As for the gods of Mesopotamia—wow! Those were some crazy deities. Ishtar, goddess of love and war. Nergal, the god of plague and war. Ninurta, the god of hunting and war. (Notice how all those gods are of something and war? They had a lot of conflicts back then.) Their stories offer a glimpse into one of the oldest known civilizations, which had a huge influence on Egypt, Greece, Rome, and the whole world.
How excited was I when Sarwat Chadda offered to write a book bringing all this wild, wonderful mythology into the modern world for the Rick Riordan Presents imprint? Yeah, I was pretty excited. I’ve been a fan of Sarwat’s books for years—Ash Mistry, Shadow Magic—and I knew he was the perfect guy for the job.
City of the Plague God does not disappoint. Our hero, Sikander Aziz, is an American Muslim kid born and raised in New York City.

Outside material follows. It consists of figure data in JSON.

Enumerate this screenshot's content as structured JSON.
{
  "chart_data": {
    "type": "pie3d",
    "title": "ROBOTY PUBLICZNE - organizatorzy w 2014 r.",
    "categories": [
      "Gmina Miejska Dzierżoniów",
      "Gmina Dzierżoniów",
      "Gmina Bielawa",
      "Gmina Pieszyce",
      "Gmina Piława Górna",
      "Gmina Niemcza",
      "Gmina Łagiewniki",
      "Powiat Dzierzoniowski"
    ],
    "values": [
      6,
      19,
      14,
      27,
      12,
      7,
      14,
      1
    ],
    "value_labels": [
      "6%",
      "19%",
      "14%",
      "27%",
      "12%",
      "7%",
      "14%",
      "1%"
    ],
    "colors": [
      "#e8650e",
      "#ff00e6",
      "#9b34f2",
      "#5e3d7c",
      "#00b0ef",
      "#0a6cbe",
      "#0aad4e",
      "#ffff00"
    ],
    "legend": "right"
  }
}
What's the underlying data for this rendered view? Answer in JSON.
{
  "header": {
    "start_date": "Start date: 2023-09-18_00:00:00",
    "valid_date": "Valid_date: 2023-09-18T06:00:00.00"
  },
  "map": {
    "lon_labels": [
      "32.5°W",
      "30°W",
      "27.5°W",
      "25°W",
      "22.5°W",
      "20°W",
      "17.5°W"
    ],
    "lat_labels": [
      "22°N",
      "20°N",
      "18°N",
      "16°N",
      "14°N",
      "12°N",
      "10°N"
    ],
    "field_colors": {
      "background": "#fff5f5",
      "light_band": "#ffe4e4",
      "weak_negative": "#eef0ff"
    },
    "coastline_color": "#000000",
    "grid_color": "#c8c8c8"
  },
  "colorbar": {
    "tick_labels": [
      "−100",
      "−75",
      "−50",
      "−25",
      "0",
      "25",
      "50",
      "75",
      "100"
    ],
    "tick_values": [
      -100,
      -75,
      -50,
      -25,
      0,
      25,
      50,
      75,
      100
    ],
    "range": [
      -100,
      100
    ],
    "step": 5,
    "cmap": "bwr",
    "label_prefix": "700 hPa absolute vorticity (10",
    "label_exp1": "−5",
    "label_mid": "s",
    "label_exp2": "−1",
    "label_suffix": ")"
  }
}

His parents are refugees from Iraq. His colleague, Daoud, is an aspiring actor who can only seem to get TV roles like “terrorist henchman.” His older brother, Mo, died two years ago, and Sikander (Sik) is still processing his grief and resentment. Sik is doing his best to help keep his family’s deli afloat when it is attacked one night by two ratfaced fellows who claim to be ancient demons. Things just get weirder from there.
Soon, a strange disease grips New York City. (Spoiler alert: Plague gods gonna plague.) Sikander’s parents fall ill along with many others. In order to stop the sickness and save Manhattan, Sikander has to plunge into a world of ancient gods, demigods, and monsters, and find out the truth about his own secret powers. There will be tears and snarky jokes. There will be a badass ninja girl, a chariot pulled by big cats, and a demon with really bad breath. I can also guarantee you will not want the adventure to end. I know I didn’t!
Welcome to the world of Mesopotamian myth as interpreted by the brilliantly creative, wonderfully offbeat mind of Sarwat Chadda. You may never want to leave!